Schwartz: Nothing changed when we introduced agile approaches into IT. With Scrum, the default agile, methodology, the product owner represents the business and tells the technical team what is valuable to the business and makes sure it gets done. This is the same as the waterfall model. Just on a smaller scale. All we've done is shrunk the model. There's still the sense of we decide what's valuable and you do it.

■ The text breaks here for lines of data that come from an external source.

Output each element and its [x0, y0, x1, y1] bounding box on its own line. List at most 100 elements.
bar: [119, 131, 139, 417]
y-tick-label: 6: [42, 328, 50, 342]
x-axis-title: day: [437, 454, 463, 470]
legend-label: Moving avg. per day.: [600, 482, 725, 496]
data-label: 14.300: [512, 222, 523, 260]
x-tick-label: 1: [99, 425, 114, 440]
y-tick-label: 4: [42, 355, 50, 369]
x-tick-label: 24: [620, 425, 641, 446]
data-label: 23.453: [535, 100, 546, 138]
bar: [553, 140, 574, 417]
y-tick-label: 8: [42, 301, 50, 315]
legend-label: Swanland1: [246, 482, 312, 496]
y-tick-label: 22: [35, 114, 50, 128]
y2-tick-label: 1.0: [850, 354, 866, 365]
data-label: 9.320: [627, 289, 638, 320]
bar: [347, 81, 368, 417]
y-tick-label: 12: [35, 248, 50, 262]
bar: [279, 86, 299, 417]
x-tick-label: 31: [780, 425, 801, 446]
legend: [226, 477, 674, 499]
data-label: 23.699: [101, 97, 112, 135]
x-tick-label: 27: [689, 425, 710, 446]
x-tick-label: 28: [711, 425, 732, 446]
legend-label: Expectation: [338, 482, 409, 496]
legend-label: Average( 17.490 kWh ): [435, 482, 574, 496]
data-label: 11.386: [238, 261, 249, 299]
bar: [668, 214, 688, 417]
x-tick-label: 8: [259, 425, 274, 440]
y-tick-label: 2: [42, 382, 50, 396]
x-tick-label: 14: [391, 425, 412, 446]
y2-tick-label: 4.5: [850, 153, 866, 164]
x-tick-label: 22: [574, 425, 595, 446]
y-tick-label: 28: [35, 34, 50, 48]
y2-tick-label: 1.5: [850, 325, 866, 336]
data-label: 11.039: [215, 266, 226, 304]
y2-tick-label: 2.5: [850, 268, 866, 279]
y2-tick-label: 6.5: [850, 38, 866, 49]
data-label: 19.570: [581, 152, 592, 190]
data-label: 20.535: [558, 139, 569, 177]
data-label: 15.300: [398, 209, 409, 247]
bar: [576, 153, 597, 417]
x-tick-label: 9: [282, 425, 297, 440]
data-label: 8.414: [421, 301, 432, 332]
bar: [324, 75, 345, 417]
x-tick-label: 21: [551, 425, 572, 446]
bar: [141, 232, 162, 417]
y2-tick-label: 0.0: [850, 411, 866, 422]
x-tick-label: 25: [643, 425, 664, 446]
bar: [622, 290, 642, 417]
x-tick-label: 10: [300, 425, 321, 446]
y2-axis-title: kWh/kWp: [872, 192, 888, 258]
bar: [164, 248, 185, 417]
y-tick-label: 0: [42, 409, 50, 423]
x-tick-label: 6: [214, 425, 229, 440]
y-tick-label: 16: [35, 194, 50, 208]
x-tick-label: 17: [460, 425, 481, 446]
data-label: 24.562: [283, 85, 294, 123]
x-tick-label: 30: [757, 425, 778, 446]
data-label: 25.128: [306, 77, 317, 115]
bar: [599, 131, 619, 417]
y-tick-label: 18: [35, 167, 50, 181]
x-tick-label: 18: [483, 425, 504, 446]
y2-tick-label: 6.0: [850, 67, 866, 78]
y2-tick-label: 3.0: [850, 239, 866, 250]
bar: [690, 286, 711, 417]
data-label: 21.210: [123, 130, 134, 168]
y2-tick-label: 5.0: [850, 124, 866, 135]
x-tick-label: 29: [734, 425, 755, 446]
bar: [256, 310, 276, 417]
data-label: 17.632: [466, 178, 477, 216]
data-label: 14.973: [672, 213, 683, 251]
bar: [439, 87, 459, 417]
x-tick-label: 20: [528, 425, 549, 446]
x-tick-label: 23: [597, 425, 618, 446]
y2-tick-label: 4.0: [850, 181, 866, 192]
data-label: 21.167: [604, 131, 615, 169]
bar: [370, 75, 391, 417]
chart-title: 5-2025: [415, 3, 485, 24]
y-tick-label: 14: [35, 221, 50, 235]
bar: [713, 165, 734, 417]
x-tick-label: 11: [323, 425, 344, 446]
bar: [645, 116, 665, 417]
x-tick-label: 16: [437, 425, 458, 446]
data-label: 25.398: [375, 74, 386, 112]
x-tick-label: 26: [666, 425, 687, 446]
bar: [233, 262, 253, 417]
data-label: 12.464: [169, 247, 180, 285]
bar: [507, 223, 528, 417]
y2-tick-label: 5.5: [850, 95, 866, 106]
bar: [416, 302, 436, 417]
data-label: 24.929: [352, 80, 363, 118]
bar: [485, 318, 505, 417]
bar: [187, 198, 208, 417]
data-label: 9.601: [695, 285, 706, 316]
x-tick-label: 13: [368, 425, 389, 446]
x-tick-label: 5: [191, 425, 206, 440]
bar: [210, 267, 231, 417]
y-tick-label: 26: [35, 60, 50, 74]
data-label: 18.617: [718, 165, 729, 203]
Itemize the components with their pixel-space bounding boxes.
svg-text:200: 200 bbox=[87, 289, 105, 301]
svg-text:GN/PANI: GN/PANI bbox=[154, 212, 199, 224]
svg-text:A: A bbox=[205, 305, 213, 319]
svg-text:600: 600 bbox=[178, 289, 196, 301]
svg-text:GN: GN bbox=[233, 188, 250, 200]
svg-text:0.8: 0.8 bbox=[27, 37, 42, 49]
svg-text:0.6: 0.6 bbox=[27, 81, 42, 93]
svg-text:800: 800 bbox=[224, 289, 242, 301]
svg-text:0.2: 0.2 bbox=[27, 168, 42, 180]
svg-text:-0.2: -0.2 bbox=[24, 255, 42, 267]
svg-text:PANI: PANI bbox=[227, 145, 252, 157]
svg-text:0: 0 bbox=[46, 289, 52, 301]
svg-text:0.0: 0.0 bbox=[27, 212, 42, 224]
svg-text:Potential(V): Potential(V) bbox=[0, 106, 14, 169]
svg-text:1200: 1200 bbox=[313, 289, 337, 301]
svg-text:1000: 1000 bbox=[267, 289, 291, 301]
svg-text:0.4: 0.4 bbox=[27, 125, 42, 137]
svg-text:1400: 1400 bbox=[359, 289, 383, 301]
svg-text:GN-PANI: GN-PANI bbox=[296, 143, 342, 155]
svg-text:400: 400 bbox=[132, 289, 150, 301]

This situation continued for decades, according to Schwartz, who said it may have carried on if a few things hadn't changed more recently that made it unpalatable. Firstly, the digital era happened and people began to question why the business was giving the technology teams technology requirements. His logic is that these should be flowing in the other direction, from technology to the business. He also cited the emergence of cloud capabilities that enabled people to move at a much higher velocity and gain access to high-level services like machine learning. DevOps has also contributed to the evolution of this model in the way that it is shrinking cycle times, one again, changing the speed at which we operate. All of this, he said, has taught us that the best approach is based on lean startup, experimentation and feedback.

Schwartz: Even then, it's easy for companies to resist these changes, but the real reason you shouldn't is that these things give your competitors the ability to move faster than you.

The new model that Schwartz describes has a CIO in parallel with the other CXO bringing functional expertise to the business strategy. Like the other CXOs, the new CIO does not talk about the business being their customer; they are equally an integral part of the overall business.

Schwartz: We agree nobody knows what the ideal requirements are. Together they experiment. They put together a hypothesis and they test it.

Schwartz described his experiences during a project around eVerify and how impact mapping was conducted as a mixed team and the project team were told to ignore the output at this stage. They asked questions like: how many cases are we now doing? How much have we spent? What are we planning to do? What are we planning to spend? What are the impediments? This, he said, provided all the information they needed to decide whether to continue funding; at one time something had plateaued and they ran out of ideas for experiments so the funding was redirected to a new goal.

Schwartz's new CIO has technical expertise to contribute to the company for strategy setting (just like the other CXO). He was clear that the CIO needs to be a technical person, contrary, he said, to popular wisdom.

Schwartz: As the company decides on its objectives and turns them into a definition of business value, the CIO takes this vision and works with the teams to implement these objectives thereby connecting the team to the goal and giving constant feedback on progress. The CIO is the enterprise architect and arbitrates the quality of the IT systems in the sense that they promote agility in the future. The systems could be filled with technical debt but, at any given moment, the sum of all the IT systems is an asset and has value in what it enables the company to do in the future. The value is not just in the architecture but also in the people and the processes. It's an intangible asset that determines the company's future revenues and costs and the CIO is responsible for ensuring the performance of that asset in the future.

The new CIO is also responsible for impediment removal and constant tweaking of the goals to make continuous improvement happen.

He concluded that we must think of the CIO's role in the context of their impact to the business as a whole - not simply as someone running a contracted unit.